La selva de Brasil desaparece a un ritmo acelerado entre conflictos por la tierra y quemas; Bolsonaro intenta apagar la crisis sin mucho éxito.

En abril, los legisladores del estado brasileño de Rondônia se reunieron para una votación precipitada. Pocos lugares del planeta habían sido más afectados por la Covid-19 que Porto Velho, la capital de concreto erigida en la selva amazónica. Pero esa tarde lluviosa, mientras la ciudad estaba confinada, los legisladores sintieron que no podían esperar más.

Debían aprobar un proyecto de ley que reduciría el tamaño de una reserva forestal conocida como Jaci-Paraná y de otro parque más. Antes, la Reserva Extractiva Jaci-Paraná era una vasta extensión de arroyos sinuosos y arboledas de caoba y castaño; hoy es un área de pastizales y cientos de ranchos donde se alimentan 120 mil cabezas de ganado. Los ranchos son ilegales, pero la nueva ley cambiaría eso. Los propietarios ya no tendrían que ocultar el origen de su ganado para venderlo a los grandes productores de carne. Más importante aún: los invasores de esas tierras podrían tener el título legal para acreditar la propiedad. Casi la mitad de los legisladores estatales son ganaderos o fueron electos con dinero de la agroindustria.

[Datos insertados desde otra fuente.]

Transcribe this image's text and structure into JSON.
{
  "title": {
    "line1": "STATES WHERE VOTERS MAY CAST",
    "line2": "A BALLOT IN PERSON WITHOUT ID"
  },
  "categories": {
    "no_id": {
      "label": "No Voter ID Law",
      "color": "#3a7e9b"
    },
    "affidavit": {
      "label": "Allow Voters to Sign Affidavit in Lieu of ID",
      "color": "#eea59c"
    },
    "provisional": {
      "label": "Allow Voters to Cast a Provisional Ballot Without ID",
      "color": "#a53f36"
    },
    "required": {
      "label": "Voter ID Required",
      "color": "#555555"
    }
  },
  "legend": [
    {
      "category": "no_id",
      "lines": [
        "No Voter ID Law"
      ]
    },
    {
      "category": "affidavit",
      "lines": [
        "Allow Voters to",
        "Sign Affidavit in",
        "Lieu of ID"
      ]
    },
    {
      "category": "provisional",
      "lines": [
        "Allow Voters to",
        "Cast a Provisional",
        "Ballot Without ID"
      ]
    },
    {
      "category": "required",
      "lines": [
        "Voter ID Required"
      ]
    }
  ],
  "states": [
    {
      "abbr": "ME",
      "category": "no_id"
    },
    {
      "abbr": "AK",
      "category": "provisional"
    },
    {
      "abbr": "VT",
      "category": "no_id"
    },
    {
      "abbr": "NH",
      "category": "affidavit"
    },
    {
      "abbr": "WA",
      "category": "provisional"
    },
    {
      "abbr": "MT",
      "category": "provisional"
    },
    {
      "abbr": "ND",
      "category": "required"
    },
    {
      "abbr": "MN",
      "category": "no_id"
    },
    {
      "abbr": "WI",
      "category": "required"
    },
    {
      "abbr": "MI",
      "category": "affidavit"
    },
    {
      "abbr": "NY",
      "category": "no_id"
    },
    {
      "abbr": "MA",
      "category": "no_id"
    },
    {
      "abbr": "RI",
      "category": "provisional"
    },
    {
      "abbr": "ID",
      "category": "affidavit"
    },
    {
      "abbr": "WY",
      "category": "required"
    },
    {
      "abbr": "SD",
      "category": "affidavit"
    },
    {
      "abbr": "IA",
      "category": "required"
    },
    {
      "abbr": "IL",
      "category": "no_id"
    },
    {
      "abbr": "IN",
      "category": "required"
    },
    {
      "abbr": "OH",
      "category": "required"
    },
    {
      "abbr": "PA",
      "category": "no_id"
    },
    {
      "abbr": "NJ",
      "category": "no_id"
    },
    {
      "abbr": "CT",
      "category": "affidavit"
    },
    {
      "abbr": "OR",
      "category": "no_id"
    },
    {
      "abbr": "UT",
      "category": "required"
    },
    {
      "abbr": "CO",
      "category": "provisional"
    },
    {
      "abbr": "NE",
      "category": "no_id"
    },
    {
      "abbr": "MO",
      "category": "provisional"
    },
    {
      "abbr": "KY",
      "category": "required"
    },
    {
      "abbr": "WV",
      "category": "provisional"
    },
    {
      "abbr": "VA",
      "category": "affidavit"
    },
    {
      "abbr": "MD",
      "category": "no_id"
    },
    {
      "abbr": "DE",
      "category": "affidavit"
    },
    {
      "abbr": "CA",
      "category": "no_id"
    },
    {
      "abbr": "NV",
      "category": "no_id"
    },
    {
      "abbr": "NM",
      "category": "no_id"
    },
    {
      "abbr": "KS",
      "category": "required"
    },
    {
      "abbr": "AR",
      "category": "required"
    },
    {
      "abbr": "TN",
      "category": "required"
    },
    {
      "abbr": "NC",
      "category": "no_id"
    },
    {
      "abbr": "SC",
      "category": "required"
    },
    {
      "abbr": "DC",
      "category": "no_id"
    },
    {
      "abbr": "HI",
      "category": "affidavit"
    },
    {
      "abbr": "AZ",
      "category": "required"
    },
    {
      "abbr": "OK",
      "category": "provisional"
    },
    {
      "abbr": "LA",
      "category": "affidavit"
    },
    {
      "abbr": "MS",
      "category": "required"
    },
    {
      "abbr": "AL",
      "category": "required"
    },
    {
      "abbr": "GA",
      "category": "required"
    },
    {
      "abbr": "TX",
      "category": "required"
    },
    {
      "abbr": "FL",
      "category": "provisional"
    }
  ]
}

Siempre habían querido hacer borrón y cuenta nueva para su electorado rural: ahora tenían el apoyo de lo más alto, hasta el palacio presidencial en Brasilia. En esos mismos días, el presidente Jair Bolsonaro apareció en una cumbre climática para defender el compromiso de Brasil con la Amazonia. Durante dos años, Donald Trump y Bolsonaro mantuvieron buenas relaciones mientras el segundo desmantelaba las protecciones de la selva tropical. El presidente Joe Biden no le dio el mismo trato. El plan de los legisladores podía fracasar si Biden recurría a la presión internacional.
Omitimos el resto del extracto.